Gu Sen, Zhang Tianyi, Wang Hanyu, Wang Qingbin
School of Mechanical and Electrical Engineering, Henan University of Technology, Zhengzhou 450001, China.
School of Design and Art, Henan University of Technology, Zhengzhou 450001, China.
Sensors (Basel). 2025 Aug 14;25(16):5053. doi: 10.3390/s25165053.

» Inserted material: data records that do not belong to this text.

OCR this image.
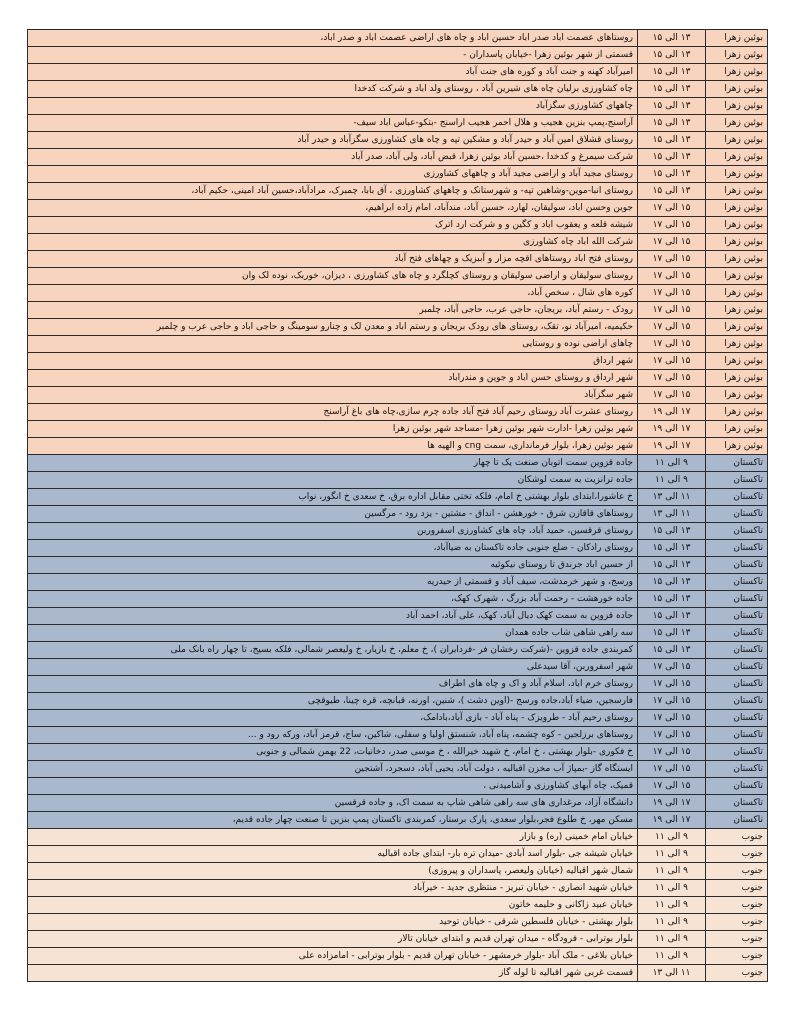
بوئین زهرا	۱۳ الی ۱۵	روستاهای عصمت اباد صدر اباد حسین اباد و چاه های اراضی عصمت اباد و صدر اباد،
بوئین زهرا	۱۳ الی ۱۵	قسمتی از شهر بوئین زهرا -خیابان پاسداران -
بوئین زهرا	۱۳ الی ۱۵	امیرآباد کهنه و جنت آباد و کوره های جنت آباد
بوئین زهرا	۱۳ الی ۱۵	چاه کشاورزی برلیان چاه های شیرین آباد ، روستای ولد اباد و شرکت کدخدا
بوئین زهرا	۱۳ الی ۱۵	چاههای کشاورزی سگزآباد
بوئین زهرا	۱۳ الی ۱۵	آراسنج،پمپ بنزین هجیب و هلال احمر هجیب اراسنج -بتکو-عباس اباد سیف-
بوئین زهرا	۱۳ الی ۱۵	روستای قشلاق امین آباد و حیدر آباد و مشکین تپه و چاه های کشاورزی سگزآباد و حیدر آباد
بوئین زهرا	۱۳ الی ۱۵	شرکت سیمرغ و کدخدا ،حسین آباد بوئین زهرا، قبض آباد، ولی آباد، صدر آباد
بوئین زهرا	۱۳ الی ۱۵	روستای مجید آباد و اراضی مجید آباد و چاههای کشاورزی
بوئین زهرا	۱۳ الی ۱۵	روستای انبا-موین-وشاهین تپه- و شهرستانک و چاههای کشاورزی ، آق بابا، چمبرک، مرادآباد،حسین آباد امینی، حکیم آباد،
بوئین زهرا	۱۵ الی ۱۷	جوین وحسن اباد، سولیقان، لهارد، حسین آباد، مندآباد، امام زاده ابراهیم،
بوئین زهرا	۱۵ الی ۱۷	شیشه قلعه و یعقوب اباد و کگین و و شرکت ارد اترک
بوئین زهرا	۱۵ الی ۱۷	شرکت الله اباد چاه کشاورزی
بوئین زهرا	۱۵ الی ۱۷	روستای فتح اباد روستاهای اقچه مزار و آببزیک و چهاهای فتح آباد
بوئین زهرا	۱۵ الی ۱۷	روستای سولیقان و اراضی سولیقان و روستای کچلگرد و چاه های کشاورزی ، دیزان، خوربک، نوده لک وان
بوئین زهرا	۱۵ الی ۱۷	کوره های شال ، سخص آباد،
بوئین زهرا	۱۵ الی ۱۷	رودک - رستم آباد، بریجان، حاجی عرب، حاجی آباد، چلمبر
بوئین زهرا	۱۵ الی ۱۷	حکیمیه، امیرآباد نو، تقک، روستای های رودک بریجان و رستم اباد و معدن لک و چنارو سومینگ و حاجی اباد و حاجی عرب و چلمبر
بوئین زهرا	۱۵ الی ۱۷	چاهای اراضی نوده و روستایی
بوئین زهرا	۱۵ الی ۱۷	شهر ارداق
بوئین زهرا	۱۵ الی ۱۷	شهر ارداق و روستای حسن اباد و جوین و مندراباد
بوئین زهرا	۱۵ الی ۱۷	شهر سگزآباد
بوئین زهرا	۱۷ الی ۱۹	روستای عشرت آباد روستای رحیم آباد فتح آباد جاده چرم سازی،چاه های باغ آراسنج
بوئین زهرا	۱۷ الی ۱۹	شهر بوئین زهرا -ادارت شهر بوئین زهرا -مساجد شهر بوئین زهرا
بوئین زهرا	۱۷ الی ۱۹	شهر بوئین زهرا، بلوار فرمانداری، سمت cng و الهیه ها
تاکستان	۹ الی ۱۱	جاده قزوین سمت اتوبان صنعت یک تا چهار
تاکستان	۹ الی ۱۱	جاده ترانزیت به سمت لوشکان
تاکستان	۱۱ الی ۱۳	خ عاشورا،ابتدای بلوار بهشتی خ امام، فلکه تختی مقابل اداره برق، خ سعدی خ انگور، نواب
تاکستان	۱۱ الی ۱۳	روستاهای قاقازن شرق - خورهشن - انداق - مشتین - یزد رود - مرگسین
تاکستان	۱۳ الی ۱۵	روستای قرقسین، حمید آباد، چاه های کشاورزی اسفروربن
تاکستان	۱۳ الی ۱۵	روستای رادکان - ضلع جنوبی جاده تاکستان به ضیاآباد،
تاکستان	۱۳ الی ۱۵	از حسین اباد جرندق تا روستای نیکوئیه
تاکستان	۱۳ الی ۱۵	ورسج، و شهر خرمدشت، سیف آباد و قسمتی از حیدریه
تاکستان	۱۳ الی ۱۵	جاده خورهشت - رحمت آباد بزرگ ، شهرک کهک،
تاکستان	۱۳ الی ۱۵	جاده قزوین به سمت کهک دیال آباد، کهک، علی آباد، احمد آباد
تاکستان	۱۳ الی ۱۵	سه راهی شاهی شاب جاده همدان
تاکستان	۱۳ الی ۱۵	کمربندی جاده قزوین -(شرکت رخشان فر -فردابران )، خ معلم، خ بازیار، خ ولیعصر شمالی، فلکه بسیج، تا چهار راه بانک ملی
تاکستان	۱۵ الی ۱۷	شهر اسفروربن، آقا سیدعلی
تاکستان	۱۵ الی ۱۷	روستای خرم اباد، اسلام آباد و اک و چاه های اطراف
تاکستان	۱۵ الی ۱۷	فارسجین، ضیاء آباد،جاده ورسج -(اوین دشت )، شنین، اورنه، قبانچه، قره چینا، طیوقچی
تاکستان	۱۵ الی ۱۷	روستای رحیم آباد - طرویزک - پناه آباد - بازی آباد،بادامک،
تاکستان	۱۵ الی ۱۷	روستاهای برزلجین - کوه چشمه، پناه آباد، شنستق اولیا و سفلی، شاکین، ساج، قرمز آباد، ورکه رود و ...
تاکستان	۱۵ الی ۱۷	خ فکوری -بلوار بهشتی ، خ امام، خ شهید خیرالله ، خ موسی صدر، دخانیات، 22 بهمن شمالی و جنوبی
تاکستان	۱۵ الی ۱۷	ایستگاه گاز -بمپاژ آب مخزن اقبالیه ، دولت آباد، یحیی آباد، دسجرد، آشتجین
تاکستان	۱۵ الی ۱۷	قمیک، چاه آبهای کشاورزی و آشامیدنی ،
تاکستان	۱۷ الی ۱۹	دانشگاه آزاد، مرغداری های سه راهی شاهی شاپ به سمت اک، و جاده قرقسین
تاکستان	۱۷ الی ۱۹	مسکن مهر، خ طلوع فجر،بلوار سعدی، پارک برستار، کمربندی تاکستان پمپ بنزین تا صنعت چهار جاده قدیم،
جنوب	۹ الی ۱۱	خیابان امام خمینی (ره) و بازار
جنوب	۹ الی ۱۱	خیابان شیشه جی -بلوار اسد آبادی -میدان تره بار- ابتدای جاده اقبالیه
جنوب	۹ الی ۱۱	شمال شهر اقبالیه (خیابان ولیعصر، پاسداران و پیروزی)
جنوب	۹ الی ۱۱	خیابان شهید انصاری - خیابان تبریز - منتظری جدید - خیرآباد
جنوب	۹ الی ۱۱	خیابان عبید زاکانی و حلیمه خاتون
جنوب	۹ الی ۱۱	بلوار بهشتی - خیابان فلسطین شرقی - خیابان توحید
جنوب	۹ الی ۱۱	بلوار بوترابی - فرودگاه - میدان تهران قدیم و ابتدای خیابان تالار
جنوب	۹ الی ۱۱	خیابان بلاغی - ملک آباد -بلوار خرمشهر - خیابان تهران قدیم - بلوار بوترابی - امامزاده علی
جنوب	۱۱ الی ۱۳	قسمت غربی شهر اقبالیه تا لوله گاز
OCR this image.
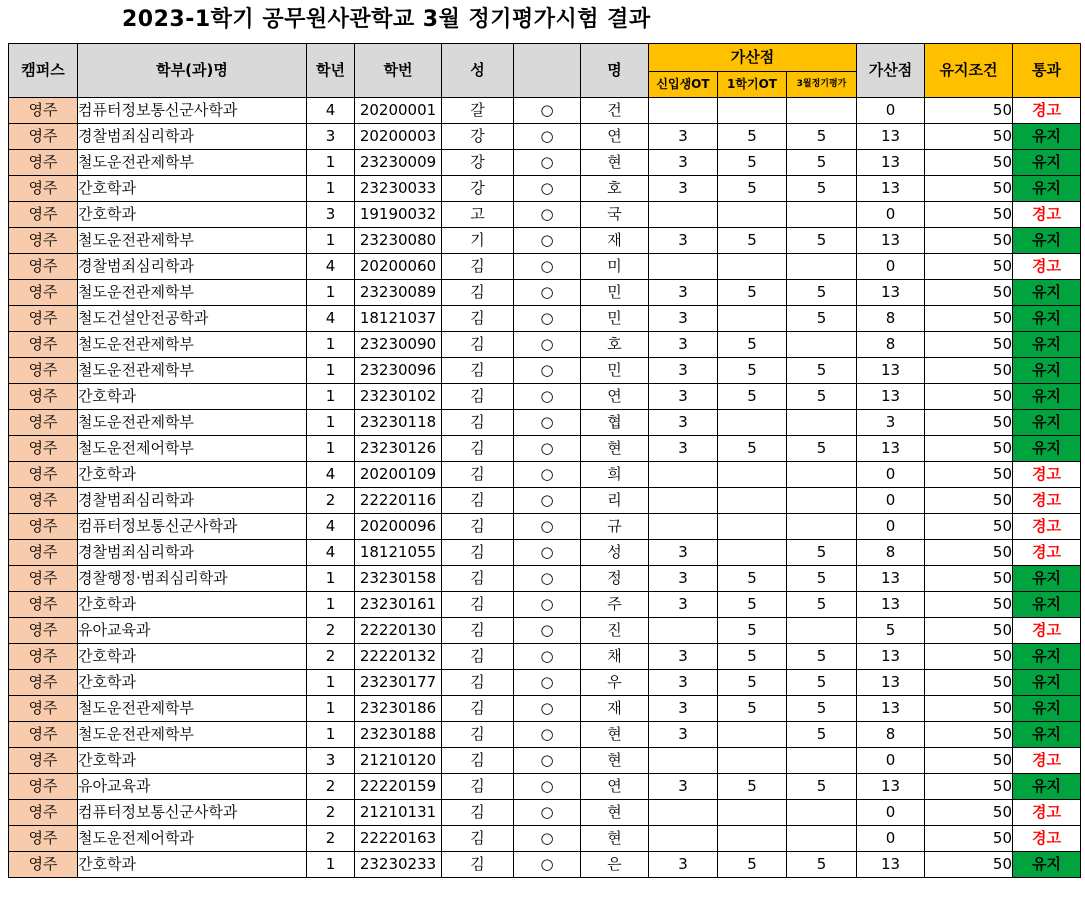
2023-1학기 공무원사관학교 3월 정기평가시험 결과
캠퍼스	학부(과)명	학년	학번	성		명	가산점			가산점	유지조건	통과
							신입생OT	1학기OT	3월정기평가			
영주	컴퓨터정보통신군사학과	4	20200001	갈	○	건				0	50	경고
영주	경찰범죄심리학과	3	20200003	강	○	연	3	5	5	13	50	유지
영주	철도운전관제학부	1	23230009	강	○	현	3	5	5	13	50	유지
영주	간호학과	1	23230033	강	○	호	3	5	5	13	50	유지
영주	간호학과	3	19190032	고	○	국				0	50	경고
영주	철도운전관제학부	1	23230080	기	○	재	3	5	5	13	50	유지
영주	경찰범죄심리학과	4	20200060	김	○	미				0	50	경고
영주	철도운전관제학부	1	23230089	김	○	민	3	5	5	13	50	유지
영주	철도건설안전공학과	4	18121037	김	○	민	3		5	8	50	유지
영주	철도운전관제학부	1	23230090	김	○	호	3	5		8	50	유지
영주	철도운전관제학부	1	23230096	김	○	민	3	5	5	13	50	유지
영주	간호학과	1	23230102	김	○	연	3	5	5	13	50	유지
영주	철도운전관제학부	1	23230118	김	○	협	3			3	50	유지
영주	철도운전제어학부	1	23230126	김	○	현	3	5	5	13	50	유지
영주	간호학과	4	20200109	김	○	희				0	50	경고
영주	경찰범죄심리학과	2	22220116	김	○	리				0	50	경고
영주	컴퓨터정보통신군사학과	4	20200096	김	○	규				0	50	경고
영주	경찰범죄심리학과	4	18121055	김	○	성	3		5	8	50	경고
영주	경찰행정·범죄심리학과	1	23230158	김	○	정	3	5	5	13	50	유지
영주	간호학과	1	23230161	김	○	주	3	5	5	13	50	유지
영주	유아교육과	2	22220130	김	○	진		5		5	50	경고
영주	간호학과	2	22220132	김	○	채	3	5	5	13	50	유지
영주	간호학과	1	23230177	김	○	우	3	5	5	13	50	유지
영주	철도운전관제학부	1	23230186	김	○	재	3	5	5	13	50	유지
영주	철도운전관제학부	1	23230188	김	○	현	3		5	8	50	유지
영주	간호학과	3	21210120	김	○	현				0	50	경고
영주	유아교육과	2	22220159	김	○	연	3	5	5	13	50	유지
영주	컴퓨터정보통신군사학과	2	21210131	김	○	현				0	50	경고
영주	철도운전제어학과	2	22220163	김	○	현				0	50	경고
영주	간호학과	1	23230233	김	○	은	3	5	5	13	50	유지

Ergonomic assessments for specialized vehicle cockpits are often costly, subjective, or fragmented. To address these issues, this study proposes and validates a quantifiable comprehensive evaluation method combining optical motion capture with simulation. The methodology uses motion capture to acquire accurate, dynamic operator posture data, which drives a digital human model in a virtual environment. A novel assessment framework then integrates the results from six ergonomic tools into a single, comprehensive score using a multi-criteria weighting model, overcoming the 'information silo' problem of traditional software. In a case study optimizing a flatbed transporter cockpit, the method guided a redesign that significantly improved the overall ergonomic score from 0.422 to 0.277. The effectiveness of the optimization was validated by a 40% increase in key control accessibility and a significant reduction in electromyography (EMG) signals in the neck, shoulder, and lumbar regions. This study provides an innovative, data-driven methodology for the objective design and evaluation of customized human-machine systems, demonstrating its utility in reducing physical strain and enhancing operator comfort, with broad applicability to other complex industrial environments.
对专用车辆驾驶舱进行人体工程学评估往往成本高昂、主观或不完整。为了解决这些问题,本研究提出并验证了一种将光学动作捕捉与模拟相结合的可量化综合评估方法。该方法利用动作捕捉获取准确的动态操作员姿势数据,在虚拟环境中驱动数字人体模型。然后,一个新颖的评估框架使用多标准加权模型将六种人体工程学工具的结果整合为一个单一的综合分数,克服了传统软件的“信息孤岛”问题。在一个优化平板运输车辆驾驶舱的案例研究中,该方法指导了一次重新设计,使整体人体工程学分数从0.422显著提高到0.277。关键控制可达性提高40%以及颈部、肩部和腰部区域的肌电图(EMG)信号显著减少,验证了优化的有效性。本研究为定制人机系统的客观设计和评估提供了一种创新的、数据驱动的方法,证明了其在减轻身体疲劳和提高操作员舒适度方面的效用,在其他复杂工业环境中具有广泛的适用性。